As expected, Tesla Motors, the maker of the luxury Model S electric sedan, announced today that it was profitable for the first time in its ten-year history. During the first quarter of 2013 it had profits of $11 million. Total revenues were $562 million.
The profits came as Tesla cut costs and managed to sell more cars as it ramped up production at its factory in California. According to reports, Tesla’s Model S outsold electric vehicles from both GM and Nissan in the first quarter.
Tesla CEO Elon Musk had previously said that Tesla would be profitable, so the news comes as no surprise. It was good, though, to see that the profits were based on generally accepted accounting principles, and not on (any apparent) accounting sleight-of-hand.
While the results were expected, the official announcement remains an important milestone for the company, lending credence to its sales projections and its overall vision of eventually producing electric vehicles cars that most people in the U.S. can afford. The Model S costs about $70,000, although that can vary a lot depending on the model.

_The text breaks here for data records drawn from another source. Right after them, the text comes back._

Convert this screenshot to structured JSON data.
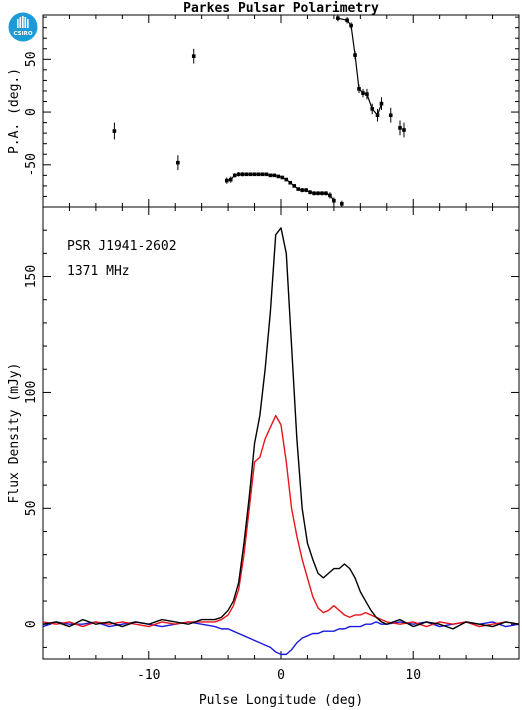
{
  "logo": {
    "text": "CSIRO",
    "color": "#1e9bd7"
  },
  "colors": {
    "total": "#000000",
    "linear": "#e8141a",
    "circular": "#1a1adf"
  },
  "chart_data": [
    {
      "type": "scatter",
      "title": "Parkes Pulsar Polarimetry",
      "xlabel": "",
      "ylabel": "P.A. (deg.)",
      "xlim": [
        -18,
        18
      ],
      "ylim": [
        -90,
        92
      ],
      "yticks": [
        -50,
        0,
        50
      ],
      "ytick_labels": [
        "-50",
        "0",
        "50"
      ],
      "grid": false,
      "points": [
        {
          "x": -12.6,
          "y": -18,
          "err": 8
        },
        {
          "x": -7.8,
          "y": -48,
          "err": 7
        },
        {
          "x": -6.6,
          "y": 53,
          "err": 7
        },
        {
          "x": -4.1,
          "y": -65,
          "err": 3
        },
        {
          "x": -3.8,
          "y": -64,
          "err": 3
        },
        {
          "x": -3.5,
          "y": -60,
          "err": 2
        },
        {
          "x": -3.2,
          "y": -59,
          "err": 2
        },
        {
          "x": -2.9,
          "y": -59,
          "err": 2
        },
        {
          "x": -2.6,
          "y": -59,
          "err": 1.5
        },
        {
          "x": -2.3,
          "y": -59,
          "err": 1.5
        },
        {
          "x": -2.0,
          "y": -59,
          "err": 1.5
        },
        {
          "x": -1.7,
          "y": -59,
          "err": 1
        },
        {
          "x": -1.4,
          "y": -59,
          "err": 1
        },
        {
          "x": -1.1,
          "y": -59,
          "err": 1
        },
        {
          "x": -0.8,
          "y": -60,
          "err": 1
        },
        {
          "x": -0.5,
          "y": -60,
          "err": 1
        },
        {
          "x": -0.2,
          "y": -61,
          "err": 1
        },
        {
          "x": 0.1,
          "y": -62,
          "err": 1
        },
        {
          "x": 0.4,
          "y": -64,
          "err": 1
        },
        {
          "x": 0.7,
          "y": -67,
          "err": 1.5
        },
        {
          "x": 1.0,
          "y": -70,
          "err": 1.5
        },
        {
          "x": 1.3,
          "y": -73,
          "err": 1.5
        },
        {
          "x": 1.6,
          "y": -74,
          "err": 2
        },
        {
          "x": 1.9,
          "y": -74,
          "err": 2
        },
        {
          "x": 2.2,
          "y": -76,
          "err": 2
        },
        {
          "x": 2.5,
          "y": -77,
          "err": 2
        },
        {
          "x": 2.8,
          "y": -77,
          "err": 2
        },
        {
          "x": 3.1,
          "y": -77,
          "err": 2
        },
        {
          "x": 3.4,
          "y": -77,
          "err": 2
        },
        {
          "x": 3.7,
          "y": -79,
          "err": 3
        },
        {
          "x": 4.0,
          "y": -84,
          "err": 3
        },
        {
          "x": 4.6,
          "y": -87,
          "err": 3
        },
        {
          "x": 4.3,
          "y": 89,
          "err": 3
        },
        {
          "x": 5.0,
          "y": 87,
          "err": 3
        },
        {
          "x": 5.3,
          "y": 82,
          "err": 3
        },
        {
          "x": 5.6,
          "y": 54,
          "err": 4
        },
        {
          "x": 5.9,
          "y": 22,
          "err": 4
        },
        {
          "x": 6.2,
          "y": 18,
          "err": 4
        },
        {
          "x": 6.5,
          "y": 17,
          "err": 5
        },
        {
          "x": 6.9,
          "y": 3,
          "err": 5
        },
        {
          "x": 7.3,
          "y": -3,
          "err": 6
        },
        {
          "x": 7.6,
          "y": 8,
          "err": 6
        },
        {
          "x": 8.3,
          "y": -3,
          "err": 7
        },
        {
          "x": 9.0,
          "y": -15,
          "err": 7
        },
        {
          "x": 9.3,
          "y": -17,
          "err": 7
        }
      ]
    },
    {
      "type": "line",
      "title": "",
      "xlabel": "Pulse Longitude (deg)",
      "ylabel": "Flux Density (mJy)",
      "xlim": [
        -18,
        18
      ],
      "ylim": [
        -15,
        180
      ],
      "xticks": [
        -10,
        0,
        10
      ],
      "xtick_labels": [
        "-10",
        "0",
        "10"
      ],
      "yticks": [
        0,
        50,
        100,
        150
      ],
      "ytick_labels": [
        "0",
        "50",
        "100",
        "150"
      ],
      "grid": false,
      "annotations": [
        "PSR J1941-2602",
        "1371 MHz"
      ],
      "x": [
        -18,
        -17,
        -16,
        -15,
        -14,
        -13,
        -12,
        -11,
        -10,
        -9,
        -8,
        -7,
        -6,
        -5,
        -4.5,
        -4,
        -3.6,
        -3.2,
        -2.8,
        -2.4,
        -2.0,
        -1.6,
        -1.2,
        -0.8,
        -0.4,
        0,
        0.4,
        0.8,
        1.2,
        1.6,
        2.0,
        2.4,
        2.8,
        3.2,
        3.6,
        4.0,
        4.4,
        4.8,
        5.2,
        5.6,
        6.0,
        6.4,
        6.8,
        7.2,
        7.6,
        8,
        9,
        10,
        11,
        12,
        13,
        14,
        15,
        16,
        17,
        18
      ],
      "series": [
        {
          "name": "",
          "color": "total",
          "values": [
            0,
            1,
            -1,
            2,
            0,
            1,
            -1,
            1,
            0,
            2,
            1,
            0,
            2,
            2,
            3,
            6,
            10,
            18,
            35,
            55,
            78,
            90,
            110,
            135,
            168,
            171,
            160,
            120,
            80,
            50,
            35,
            28,
            22,
            20,
            22,
            24,
            24,
            26,
            24,
            20,
            14,
            10,
            6,
            3,
            1,
            0,
            2,
            -1,
            1,
            0,
            -2,
            1,
            0,
            -1,
            1,
            0
          ]
        },
        {
          "name": "",
          "color": "linear",
          "values": [
            1,
            0,
            1,
            -1,
            1,
            0,
            1,
            0,
            -1,
            1,
            0,
            1,
            1,
            1,
            2,
            4,
            8,
            15,
            30,
            50,
            70,
            72,
            80,
            85,
            90,
            86,
            70,
            50,
            38,
            28,
            20,
            12,
            7,
            5,
            6,
            8,
            6,
            4,
            3,
            4,
            4,
            5,
            4,
            3,
            2,
            1,
            0,
            1,
            -1,
            1,
            0,
            1,
            -1,
            0,
            1,
            0
          ]
        },
        {
          "name": "",
          "color": "circular",
          "values": [
            -1,
            1,
            0,
            0,
            1,
            -1,
            0,
            1,
            0,
            -1,
            0,
            1,
            0,
            -1,
            -2,
            -2,
            -3,
            -4,
            -5,
            -6,
            -7,
            -8,
            -9,
            -10,
            -12,
            -13,
            -13,
            -11,
            -8,
            -6,
            -5,
            -4,
            -4,
            -3,
            -3,
            -3,
            -2,
            -2,
            -1,
            -1,
            -1,
            0,
            0,
            1,
            0,
            0,
            1,
            0,
            1,
            -1,
            0,
            1,
            0,
            1,
            -1,
            0
          ]
        }
      ]
    }
  ]
}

The announcement is also a rare bit of good news for Department of Energy loan guarantee programs that have been criticized because of the failure (or impending failure) of some loan recipients, such as Solyndra and Fisker Automotive (see “Why Tesla Survived and Fisker Won’t”). Tesla received a $465 million loan under the Advanced Technology Vehicles Manufacturing loan program.
Yet, as Tesla acknowledges, much work is needed to set the company on a solid foundation and allow it to keep developing new, lower-cost cars. According to one analyst, achieving its profit margin targets would require lowering the cost per vehicles by something like $17,000 to $19,000. On an earnings call Wednesday, Musk said that some of those cost savings have already been realized by improving the design of the car, improving manufacturing, and getting better deals from suppliers as volumes increase.
The company seems to be getting better at managing day-to-day operations. During a previous earnings call Musk had bemoaned an operational error that had required the company to air-freight tires at ten-times the cost of shipping them by sea (see “Tesla Needs a Tim Cook”). In the current letter to shareholders, Tesla reported that “better inventory management contributed over $30 million in cash and reduced logistics costs.”
Another significant help was decreasing R&D expenses associated with bringing the Model S to market. This was the first quarter that Tesla sustained production volumes at its target levels.
But R&D expenses will increase again starting next quarter as the company starts to spend more on developing its next car, the Model X SUV.
At the same time one big source of revenue is expected to decline. About 12 percent of revenue, or $68 million, came from selling zero emissions vehicle credits in California, but that number is expected to go down as the price per credit declines. As automakers make their own zero-emissions vehicles, they won’t have to buy credits from Tesla to meet California regulations.
One source of uncertainty about the future of the company comes from the fact that Tesla is no longer saying how many people have reserved its Model S electric luxury sedan. It had used quarterly reservation numbers as a measure of progress before it had actual sales figures because it wasn’t yet making any of the cars. Without those numbers, it’s harder to gauge whether the company’s successful sales will continue. People had been waiting for the car for a long time—its unclear whether the first quarter sales were so good just because of this pent-up demand, and reservation numbers may have given an indication of whether the pace will continue.
That said, while Tesla is forecasting a slight decline in shipments for next quarter—down to 4,500 from 4,900—it has raised its overall estimate to 21,000 for the year, up from 20,000. It expects to post a loss next quarter in part because of accounting rules around a new payment plan. But it will still get the money from the sales, and expects to be able to cover expenses, in spite of the loss “on paper.”
As usual, Musk provided a candid look at some of the challenges faced by a new car company. Some customers had trouble with the Model S’s fancy door handles—when they pulled on them, the door didn’t open, a problem he says Tesla has solved now.